在实际应用场景中,如机器人操作和抓取任务中,由于视角受限或物体之间相互遮挡,无法保证对场景中物体的连续观察。在不连续观测中,物体的空间和运动连续性无法保证,但大多数刚性物体模型在纹理和结构上不会发生变化。因此,刚性物体模型对于许多应用来说是必不可少的,并且已经成为不同观测之间必不可少的关联。因而,本公开的方案通过获取观测中断前后的物体的模型来进行不连续观测场景中物体的定位。特别地,本公开的方案能够在不连续观测状况发生的情况下,在恢复观测之后获取物体模型,并且基于所获取的物体模型与根据观测中断之前的信息获得的物体重建模型来实现观测中断前后的物体之间的关联,由此能够进一步精确地进行物体定位。

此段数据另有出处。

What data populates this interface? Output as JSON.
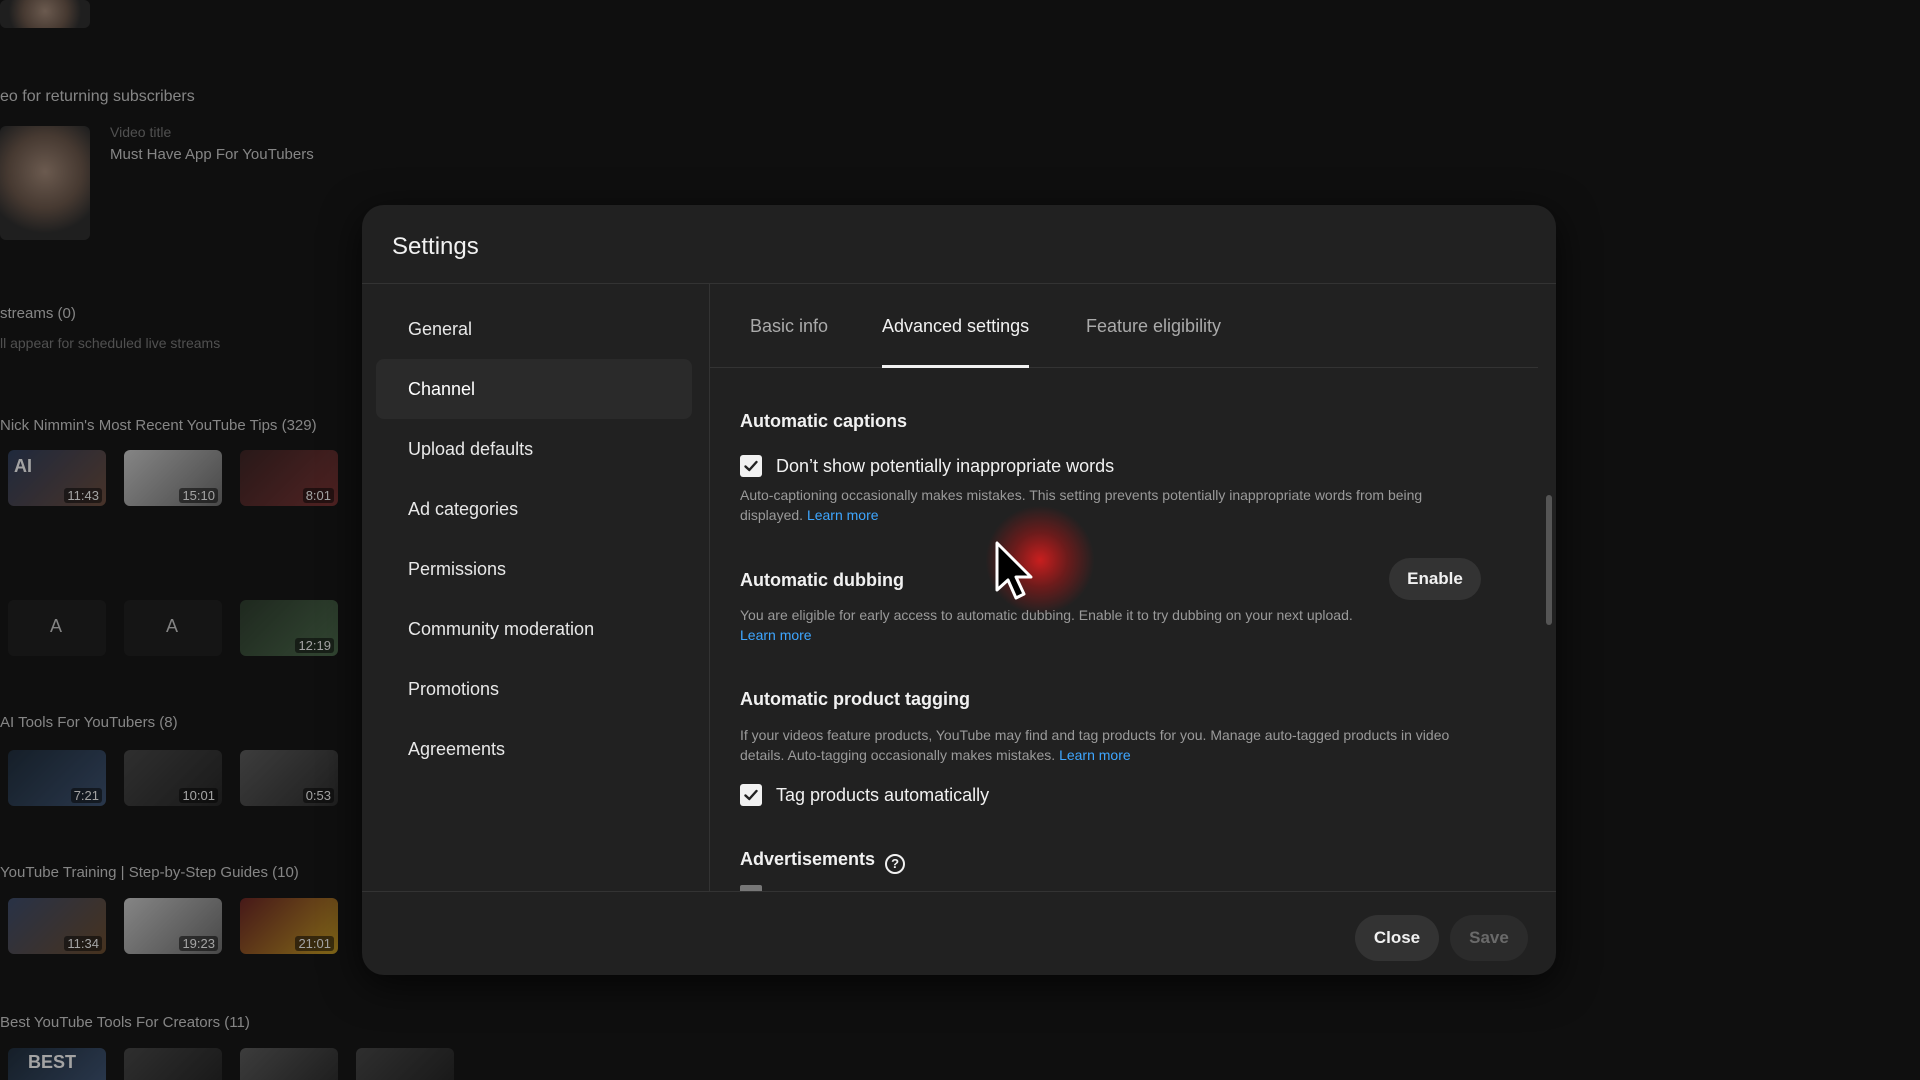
{
  "background": {
    "top_text": "eo for returning subscribers",
    "video_title_label": "Video title",
    "video_title": "Must Have App For YouTubers",
    "streams_heading": "streams (0)",
    "streams_sub": "ll appear for scheduled live streams",
    "playlists": [
      {
        "title": "Nick Nimmin's Most Recent YouTube Tips (329)",
        "durations": [
          "11:43",
          "15:10",
          "8:01"
        ],
        "first_label": "AI"
      },
      {
        "title": "",
        "durations": [
          "",
          "",
          "12:19"
        ],
        "first_label": "A",
        "second_label": "A"
      },
      {
        "title": "AI Tools For YouTubers (8)",
        "durations": [
          "7:21",
          "10:01",
          "0:53"
        ]
      },
      {
        "title": "YouTube Training | Step-by-Step Guides (10)",
        "durations": [
          "11:34",
          "19:23",
          "21:01"
        ]
      },
      {
        "title": "Best YouTube Tools For Creators (11)",
        "durations": [],
        "first_label": "BEST"
      }
    ]
  },
  "modal": {
    "title": "Settings",
    "sidebar": [
      {
        "label": "General"
      },
      {
        "label": "Channel",
        "active": true
      },
      {
        "label": "Upload defaults"
      },
      {
        "label": "Ad categories"
      },
      {
        "label": "Permissions"
      },
      {
        "label": "Community moderation"
      },
      {
        "label": "Promotions"
      },
      {
        "label": "Agreements"
      }
    ],
    "tabs": [
      {
        "label": "Basic info"
      },
      {
        "label": "Advanced settings",
        "active": true
      },
      {
        "label": "Feature eligibility"
      }
    ],
    "sections": {
      "captions": {
        "title": "Automatic captions",
        "checkbox_label": "Don’t show potentially inappropriate words",
        "checked": true,
        "description": "Auto-captioning occasionally makes mistakes. This setting prevents potentially inappropriate words from being displayed.",
        "link": "Learn more"
      },
      "dubbing": {
        "title": "Automatic dubbing",
        "description": "You are eligible for early access to automatic dubbing. Enable it to try dubbing on your next upload.",
        "link": "Learn more",
        "button": "Enable"
      },
      "tagging": {
        "title": "Automatic product tagging",
        "description": "If your videos feature products, YouTube may find and tag products for you. Manage auto-tagged products in video details. Auto-tagging occasionally makes mistakes.",
        "link": "Learn more",
        "checkbox_label": "Tag products automatically",
        "checked": true
      },
      "ads": {
        "title": "Advertisements",
        "help_icon": "help-circle-icon"
      }
    },
    "footer": {
      "close": "Close",
      "save": "Save"
    }
  },
  "colors": {
    "modal_bg": "#212121",
    "page_bg": "#0f0f0f",
    "link": "#3ea6ff",
    "cursor_highlight": "#e01e1e"
  }
}
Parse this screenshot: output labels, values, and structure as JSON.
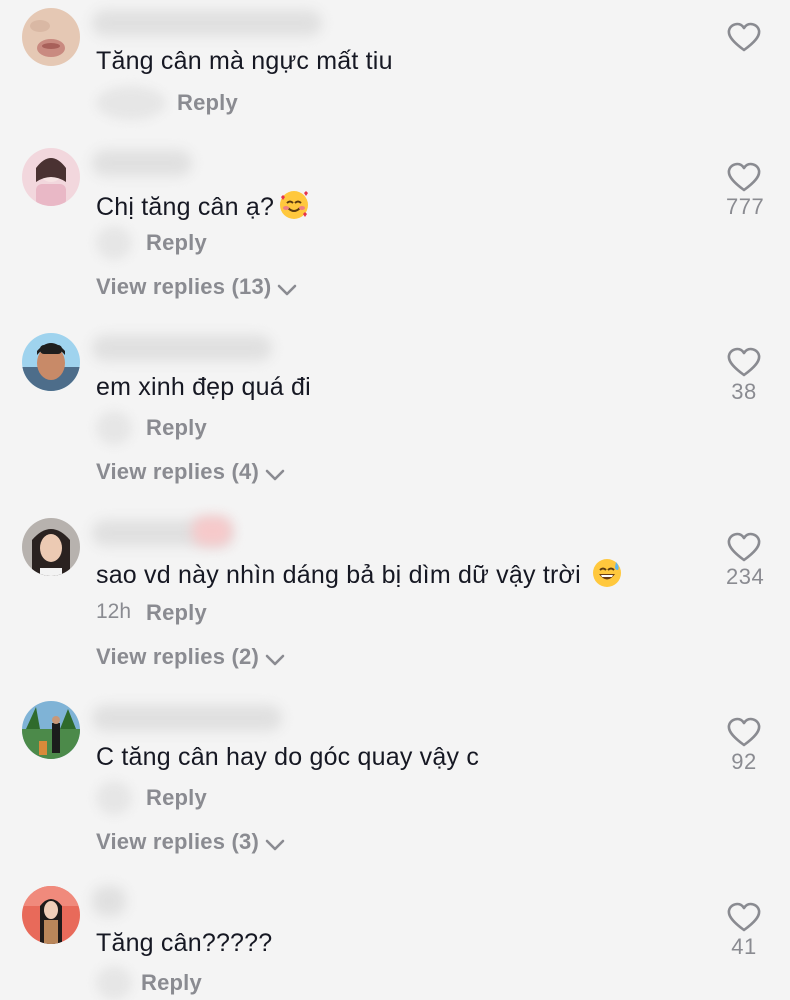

此外,本公开的方案中还可在进行了物体关联之后,还可以进一步进行物体姿态估计,以进行物体对齐以更加有利于物体的后续处理。例如,无需CAD模型和连续观测即可鲁棒地处理动态物体重建和姿态估计任务,生成适合机器人物体抓取的显式点云模型。
以下将结合附图详细描述根据本公开的实施例,尤其是涉及在不连续观测场景下的物体关联、对齐的物体定位。
图2A示出了根据本公开的一些实施例的不连续观测场景中的物体定位方法。在方法200中,在步骤S201,基于观测中断之后恢复观测时获得的基准图像获取物体模型;以及在步骤S202,基于所获取的物体模型与物体重建模型以实现观测中断前后物体关联。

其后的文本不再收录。